Quando se diz que este é um dos percursos mais concorridos é mesmo verdade. Avancei até a hipótese de que as praias das Astúrias são tão calmas, porque a maioria das pessoas está a fazer este percurso de montanha. Arriscaria até a comparar a Ruta com o paredão da Nazaré em Agosto. Havia jovens casais a carregar bebés em mochilas às costas, com um prático protetor para o sol. Havia gente corajosa que faz o percurso a correr. Havia pessoas bem mais velhas do que eu a caminhar animadamente e a ultrapassar-me com uma velocidade que fez com que nunca mais os visse. Havia pessoas em sentido ascendente e em sentido descendente. Cruzámo-nos com uma família completa: um casal, dois filhos, que não teriam mais do que cinco anos, e os avós, iam caminhando um pouco mais devagar do que a maioria das pessoas e animando as crianças com a aproximação de uma gruta, que é quando o percurso avança pelo interior da rocha. Não me lembro de todos os exemplos que me surpreenderam, mas eram diversos e diferenciados.
De vez em quando, o canal corria a céu aberto. Trepávamos para ver a água que deslizava rapidamente, a uma boa altura e transparente. Com o calor que estava, ainda bem que no canal se ia repetindo o aviso da proibição de tomar banho por se tratarem de águas rápidas, a tentação era muito grande. Em alguns pontos, a parede abria uma brecha mínima de onde jorrava um fio de água para o caminho e era ver-nos a aproveitar para nos molharmos um bocadinho.
Emocionante foi também o momento em que se assinalou que tínhamos saído das Astúrias e já estávamos em território leonês.

Fomos pontuando a caminhada com paragens, ora para apreciar o espetáculo natural esmagador que tínhamos perante os olhos, ora para comermos, ora para aproveitarmos umas breves tréguas de sombra, mas sempre fascinados e encantados, sim, e também cansados.

terça-feira, 26 de agosto de 2014

Fica o desejo de voltar (II)

Dia 2 - 05-08-2014
           
           
            A tenda está montada, quer isto dizer que estamos instalados. Os outros voltaram a deitar-se e continuam a dormir, eu sentei-me cá fora a ler: A viagem dos inocentes, de Mark Twain. Parece apropriado ler um relato de viagem quando se está a viajar. É uma leitura apelativa e, em alguns momentos, verdadeiramente divertida. À minha frente uma numerosa família ou grupo de viajantes holandeses toma o pequeno-almoço.

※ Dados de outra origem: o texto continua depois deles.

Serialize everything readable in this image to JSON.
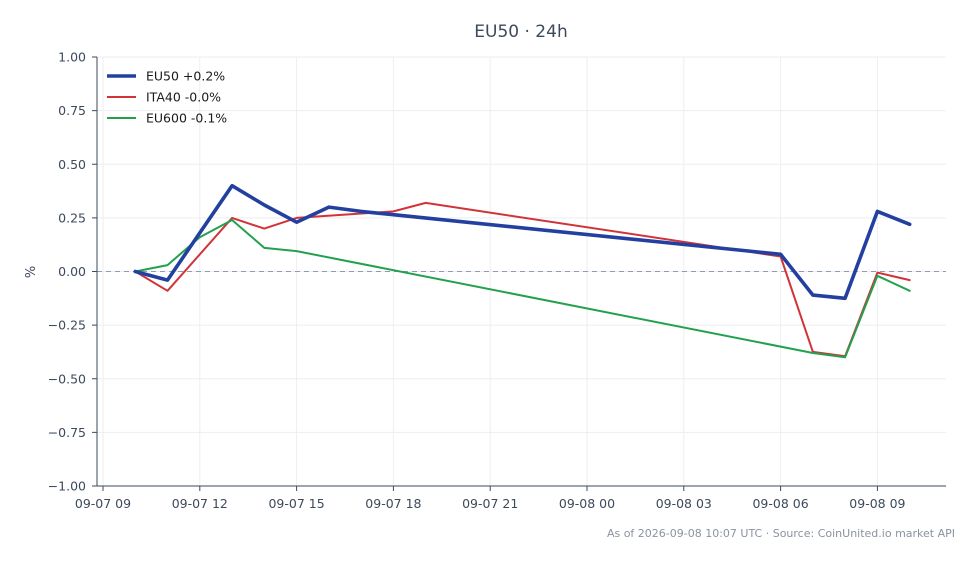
{
  "chart_data": {
    "type": "line",
    "title": "EU50 · 24h",
    "xlabel": "",
    "ylabel": "%",
    "ylim": [
      -1.0,
      1.0
    ],
    "xlim": [
      "2026-09-07 09:00",
      "2026-09-08 11:15"
    ],
    "yticks": [
      "1.00",
      "0.75",
      "0.50",
      "0.25",
      "0.00",
      "−0.25",
      "−0.50",
      "−0.75",
      "−1.00"
    ],
    "xticks": [
      "09-07 09",
      "09-07 12",
      "09-07 15",
      "09-07 18",
      "09-07 21",
      "09-08 00",
      "09-08 03",
      "09-08 06",
      "09-08 09"
    ],
    "grid": true,
    "zero_line": "dashed",
    "legend_position": "top-left",
    "series": [
      {
        "name": "EU50 +0.2%",
        "color": "#2340a0",
        "width": "thick",
        "x": [
          "2026-09-07 10:00",
          "2026-09-07 11:00",
          "2026-09-07 12:00",
          "2026-09-07 13:00",
          "2026-09-07 14:00",
          "2026-09-07 15:00",
          "2026-09-07 16:00",
          "2026-09-07 17:00",
          "2026-09-07 18:00",
          "2026-09-08 06:00",
          "2026-09-08 07:00",
          "2026-09-08 08:00",
          "2026-09-08 09:00",
          "2026-09-08 10:00"
        ],
        "y": [
          0.0,
          -0.04,
          0.18,
          0.4,
          0.31,
          0.23,
          0.3,
          0.28,
          0.265,
          0.08,
          -0.11,
          -0.125,
          0.28,
          0.22
        ]
      },
      {
        "name": "ITA40 -0.0%",
        "color": "#d13438",
        "width": "normal",
        "x": [
          "2026-09-07 10:00",
          "2026-09-07 11:00",
          "2026-09-07 13:00",
          "2026-09-07 14:00",
          "2026-09-07 15:00",
          "2026-09-07 18:00",
          "2026-09-07 19:00",
          "2026-09-08 06:00",
          "2026-09-08 07:00",
          "2026-09-08 08:00",
          "2026-09-08 09:00",
          "2026-09-08 10:00"
        ],
        "y": [
          0.0,
          -0.09,
          0.25,
          0.2,
          0.25,
          0.28,
          0.32,
          0.07,
          -0.375,
          -0.395,
          -0.005,
          -0.04
        ]
      },
      {
        "name": "EU600 -0.1%",
        "color": "#22a14d",
        "width": "normal",
        "x": [
          "2026-09-07 10:00",
          "2026-09-07 11:00",
          "2026-09-07 12:00",
          "2026-09-07 13:00",
          "2026-09-07 14:00",
          "2026-09-07 15:00",
          "2026-09-08 07:00",
          "2026-09-08 08:00",
          "2026-09-08 09:00",
          "2026-09-08 10:00"
        ],
        "y": [
          0.0,
          0.03,
          0.16,
          0.24,
          0.11,
          0.095,
          -0.38,
          -0.4,
          -0.02,
          -0.09
        ]
      }
    ]
  },
  "footer": "As of 2026-09-08 10:07 UTC · Source: CoinUnited.io market API"
}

Nunca houve parque de campismo em que me instalasse onde não houvesse holandeses. Tenho para mim que são o povo que mais faz campismo. Era inevitável, também o sono se abateu sobre mim. Fui dormir.
            Dormi pouco, porque os ruídos do parque me acordaram e consegui convencer o Tó a levantar-se também. Aos miúdos parece que nada os vai arrancar da cama nas próximas horas tão pregados estão.
            Resolvemos sair do parque a pé. Não conhecíamos o sítio onde estávamos, fomos andando pela zona pedonal. À nossa frente ergue-se uma colina verdejante onde pastam vacas, mais acima uma parede de rocha, de cor cinzenta, contrasta com o verde das pastagens mais abaixo. O rio ouve-se distintamente. Junto à entrada da primeira casa que encontramos dois espanhóis falam da maneira como vão ocupar o seu dia, distingo a intenção de irem a Llanes. Também nós lá queremos ir. Logo depois, passamos por uma loja de artigos regionais, com destaque para a sidra e para o queijo de Cabrales, há também muitos enchidos. A loja dispõe ainda de um merendero onde se servem tapas e pratos típicos asturianos. A zona de refeições fica sob as copas das árvores, as mesas são de plástico, mas tem muito bom aspecto. Cruzámos a ponte sobre o rio, as águas são absolutamente transparentes e o curso é rápido. À nossa direita outro restaurante, sidreria, vamos tomando nota. Finalmente, encontramos um supermercado, que anuncia fruta das Astúrias. Entramos e para nos estrearmos compramos um pouco de queijo de Cabrales, que pertence ao tipo queijo azul, parece ter mais bolor do que queijo… Procuramos sidra. A sidra era um dos produtos que nos trouxe às Astúrias. Vínhamos com a informação de que é o produto mais conhecido das Astúrias, verdadeiro emblema nacional e símbolo de identidade. Já tínhamos estado numa zona de sidra, na Normandia, mas não houve aí tempo para conhecer o produto e as suas variedades. Junto à secção das bebidas espirituosas encontramo-la. Havia a sidra natural, que não conhecemos, e outras duas variedades. Optámos pela marca El Gaetero. Parecia a mais próxima da que tínhamos encontrado na Normandia e mais semelhante à marca Somersby, de que todos gostamos muito. Conto isto para depois se perceber como era desmedida a nossa ignorância a respeito da sidra e da forma como deve ser bebida. Não estávamos iniciados nesses ritos tão antigos e importantes para degustar a sidra asturiana. Mas viajar é aprender…
            Almoço no parque, é sempre piquenique, é sempre agradável. Deixa sempre uma sensação de bem-estar. Durante o almoço, definimos como iríamos ocupar o resto do dia. Uma vez que o território das Astúrias tem cerca de 350 km de costa, optámos por uma ida à praia.
            O destino escolhido foi a praia de Torímbia, em Niembro, no concelho de Llanes, porque tínhamos lido que era uma praia idílica, porque estava relativamente perto. Saímos de carro em direção ao centro da vila, muito típica, com casas cuja altura não excedia os três andares, com uma boa oferta hoteleira e uma excelente oferta de cafeterias, restaurantes e bares. Os espanhóis têm mais o culto da vida social e de exterior do que os portugueses.
Atenta às indicações, verifiquei a existência e uma placa que indicava a direção da conhecida Ruta del Cares a 7 km. Tomei nota. Havia ainda a indicação do miradouro Naranjo de Bulnes, ou Pico Urriellu, o tal que é muito conhecido. Tomei nota.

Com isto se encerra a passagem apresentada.